Tapping her pen against the list of names on the tablet, Sister Angela reminded me: “Five.”
“Ma’am, maybe what we should do is—you call the abbot, talk to him about this, then talk to Brother Knuckles.”
“Brother Salvatore.”
“Yes, ma’am. Tell Brother Knuckles what we need here, defense and fortification, and let him consult with the other four we’ve picked. They’ll know their brothers better than we do. They’ll know the best candidates.”
“Yes, that’s good. I wish I could tell them who they’ll be defending against.”
“I wish I could, too, Sister.”
All the vehicles that served the brothers and sisters were garaged in the basement of the school.
I said, “Tell Knuckles—”
“Salvatore.”
“—that I’ll drive one of the school’s monster SUVs up there to bring them here, and tell him—”

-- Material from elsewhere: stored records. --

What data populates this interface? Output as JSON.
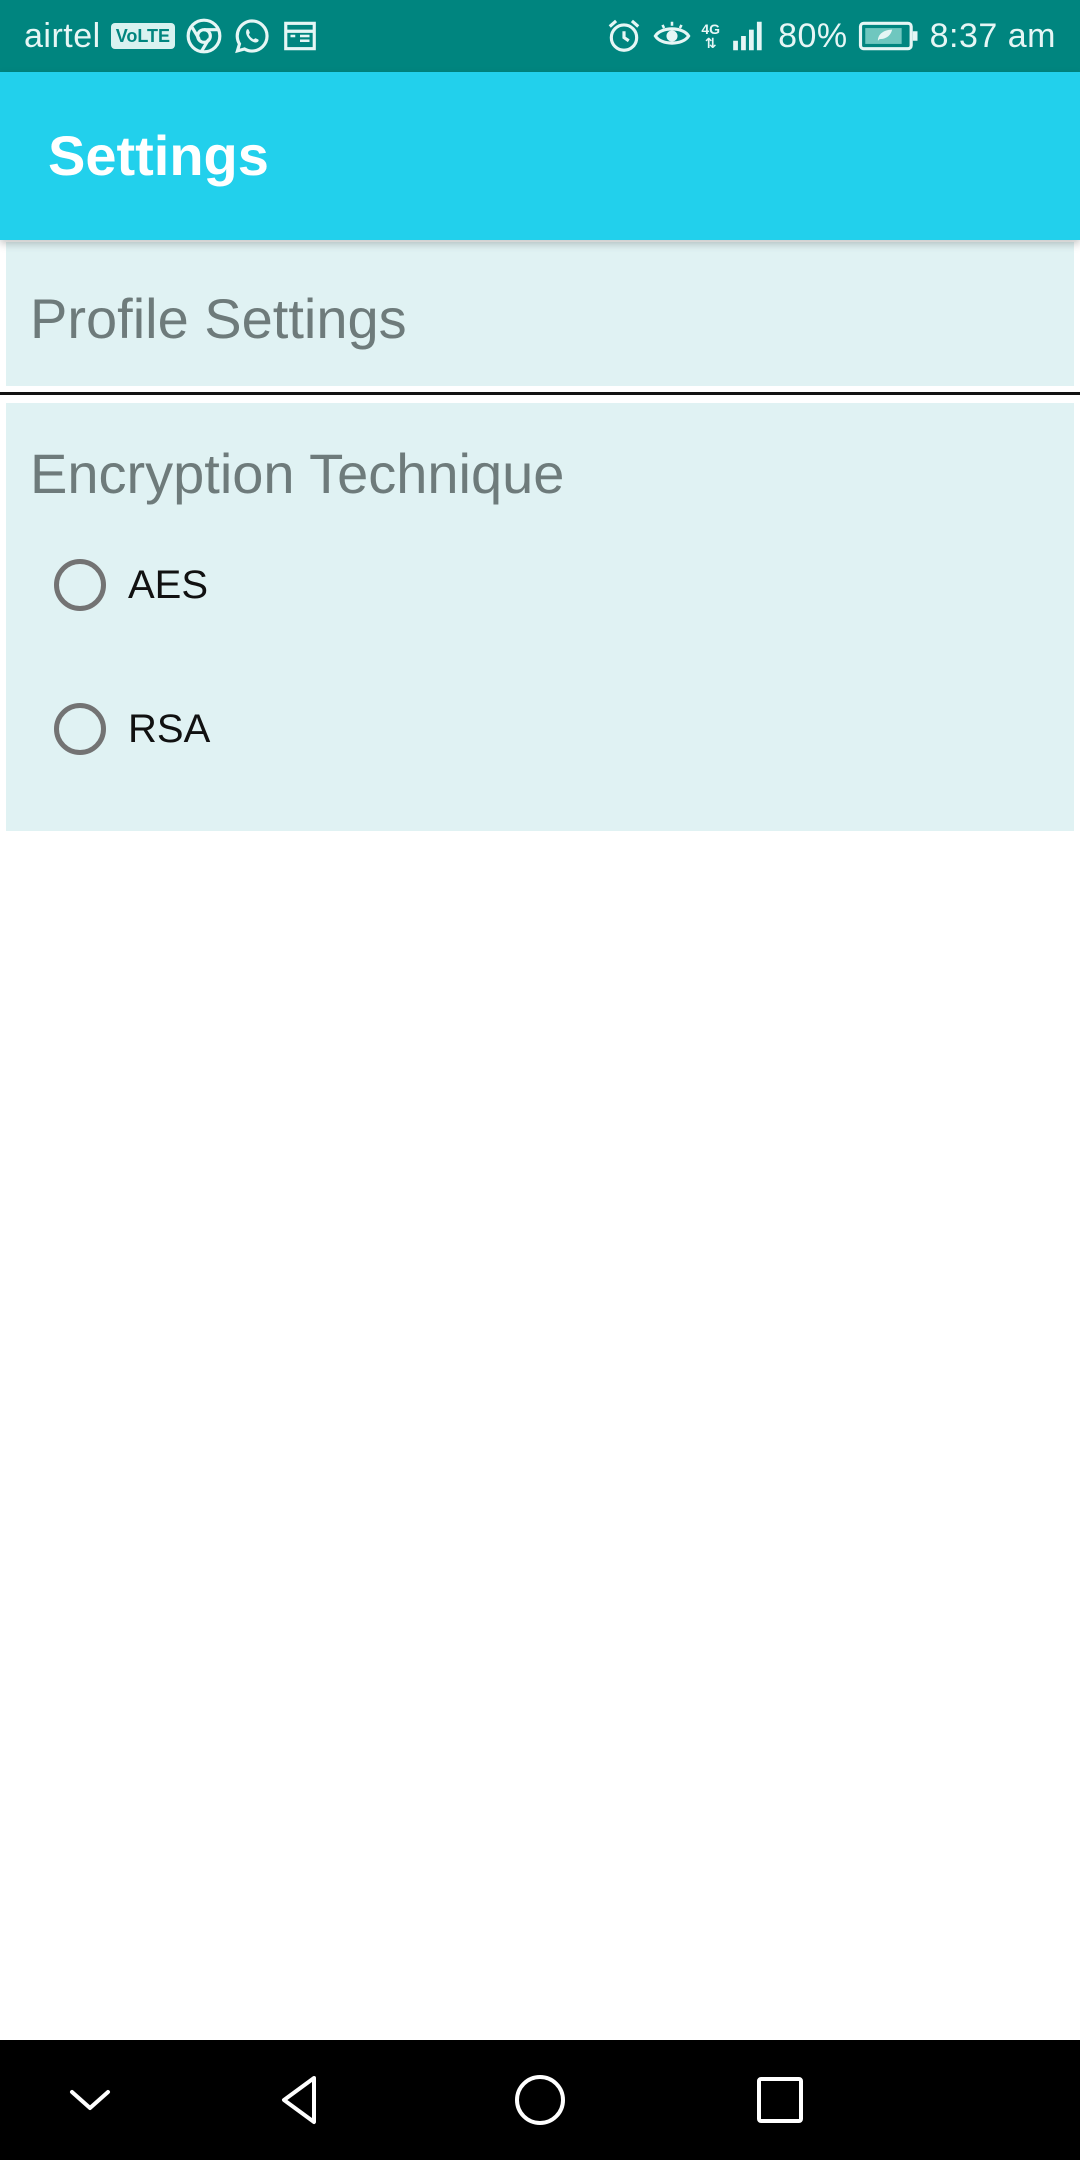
{
  "status_bar": {
    "carrier": "airtel",
    "volte_label": "VoLTE",
    "network_label": "4G",
    "battery_percent": "80%",
    "time": "8:37 am",
    "icons": [
      "chrome-icon",
      "whatsapp-icon",
      "calendar-icon",
      "alarm-icon",
      "eye-comfort-icon",
      "signal-icon",
      "battery-icon"
    ]
  },
  "app_bar": {
    "title": "Settings",
    "color": "#22d0ec"
  },
  "profile_section": {
    "title": "Profile Settings"
  },
  "encryption_section": {
    "title": "Encryption Technique",
    "options": [
      {
        "label": "AES",
        "selected": false
      },
      {
        "label": "RSA",
        "selected": false
      }
    ]
  },
  "nav_bar": {
    "buttons": [
      "collapse-icon",
      "back-icon",
      "home-icon",
      "recents-icon"
    ]
  },
  "colors": {
    "status_bar": "#00857f",
    "card_background": "#e0f2f3",
    "section_title": "#6e7b7b",
    "radio_outline": "#737373"
  }
}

“You said hostile people are out there somewhere.”
I had not said people. I had said them and they.
“Hostile. Yes, ma’am.”
“Won’t it be dangerous, to and from the abbey?”

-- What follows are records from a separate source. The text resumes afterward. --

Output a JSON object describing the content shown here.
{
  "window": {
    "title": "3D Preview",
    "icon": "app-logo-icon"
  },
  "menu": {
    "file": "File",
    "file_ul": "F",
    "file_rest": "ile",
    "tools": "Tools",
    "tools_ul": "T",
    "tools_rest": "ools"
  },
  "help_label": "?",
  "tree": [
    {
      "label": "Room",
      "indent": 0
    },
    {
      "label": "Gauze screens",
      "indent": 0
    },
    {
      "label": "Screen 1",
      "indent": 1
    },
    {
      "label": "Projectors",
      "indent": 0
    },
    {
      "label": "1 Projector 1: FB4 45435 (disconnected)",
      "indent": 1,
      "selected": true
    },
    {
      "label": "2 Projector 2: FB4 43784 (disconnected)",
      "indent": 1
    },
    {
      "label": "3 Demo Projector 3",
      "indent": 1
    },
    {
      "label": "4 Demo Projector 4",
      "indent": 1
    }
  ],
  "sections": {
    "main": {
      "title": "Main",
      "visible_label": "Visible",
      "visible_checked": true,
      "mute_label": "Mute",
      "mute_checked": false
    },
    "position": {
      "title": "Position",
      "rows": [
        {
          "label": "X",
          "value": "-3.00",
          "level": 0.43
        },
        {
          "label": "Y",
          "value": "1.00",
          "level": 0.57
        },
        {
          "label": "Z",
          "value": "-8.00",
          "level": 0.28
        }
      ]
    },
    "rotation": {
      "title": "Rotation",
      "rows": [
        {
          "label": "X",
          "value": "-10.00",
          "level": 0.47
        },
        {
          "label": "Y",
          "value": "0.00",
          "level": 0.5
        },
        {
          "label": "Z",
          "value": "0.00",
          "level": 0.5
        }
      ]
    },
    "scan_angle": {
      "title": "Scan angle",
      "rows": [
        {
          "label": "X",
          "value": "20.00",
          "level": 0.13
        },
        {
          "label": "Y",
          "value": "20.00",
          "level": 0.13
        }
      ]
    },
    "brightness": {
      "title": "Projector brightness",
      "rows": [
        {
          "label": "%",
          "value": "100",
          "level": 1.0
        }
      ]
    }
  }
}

“More dangerous for the kids if we don’t get some muscle here for whatever’s coming.”
“I understand. My point is you’d have to make two trips to bring so many brothers, their baseball bats, and their tools. I’ll drive an SUV, you drive the other, and we’ll get it all done at one time.”
“Ma’am, there’s nothing I’d like better than having a snowplow race with you—tires chocked, engines revved, starter pistol—but I want Rodion Romanovich to drive the second SUV.”
“He’s here?”
“He’s in the kitchen, up to his elbows in icing.”
“I thought you were suspicious of him.”
“If he’s a Hoosier, I’m a radical dulcimer enthusiast. When we’re defending the school, if it comes to that, I don’t think it’s a good idea for Mr. Romanovich to be inside the defenses. I’ll ask him to drive one of the SUVs to the new abbey. When you talk to Brother Knuck…alvatore—”
“Knuckalvatore? I’m not familiar with Brother Knuckalvatore.”
Until meeting Sister Angela, I wouldn’t have thought that nuns and sarcasm could be such an effervescent mix.
“When you talk to Brother Salvatore, ma’am, tell him that Mr. Romanovich will be staying at the new abbey, and Salvatore will be driving that SUV back here.”
“I assume Mr. Romanovich will not know that he’s taking a one-way trip.”
“No, ma’am. I will lie to him. You leave that to me. Regardless of what you think, I am a masterful and prodigious liar.”
“If you played a saxophone, you’d be a double threat.”
CHAPTER 28
AS LUNCHTIME APPROACHED, THE KITCHEN staffers were not only busier than they had been previously but also more exuberant. Now four of the nuns were singing as they worked, not just two, and in English instead of Spanish.
All ten cakes had been frosted with chocolate icing. They looked treacherously delicious.
Having recently finished mixing a large bowl of bright orange buttercream, Rodion Romanovich was using a funnel sack to squeeze an elaborate decorative filigree on top of the first of his orange-almond cakes.
When I appeared at his side, he didn’t look up, but said, “There you are, Mr. Thomas. You have put on your ski boots.”
“I was so quiet in stocking feet, I was scaring the sisters.”
“Have you been off practicing your dulcimer?”
“That was just a phase. These days I’m more interested in the saxophone. Sir, have you ever visited the grave of John Dillinger?”
“As you evidently know, he is buried in Crown Hill Cemetery, in my beloved Indianapolis. I have seen the outlaw’s grave, but my primary reason for visiting the cemetery was to pay my respects at the final resting place of the novelist Booth Tarkington.”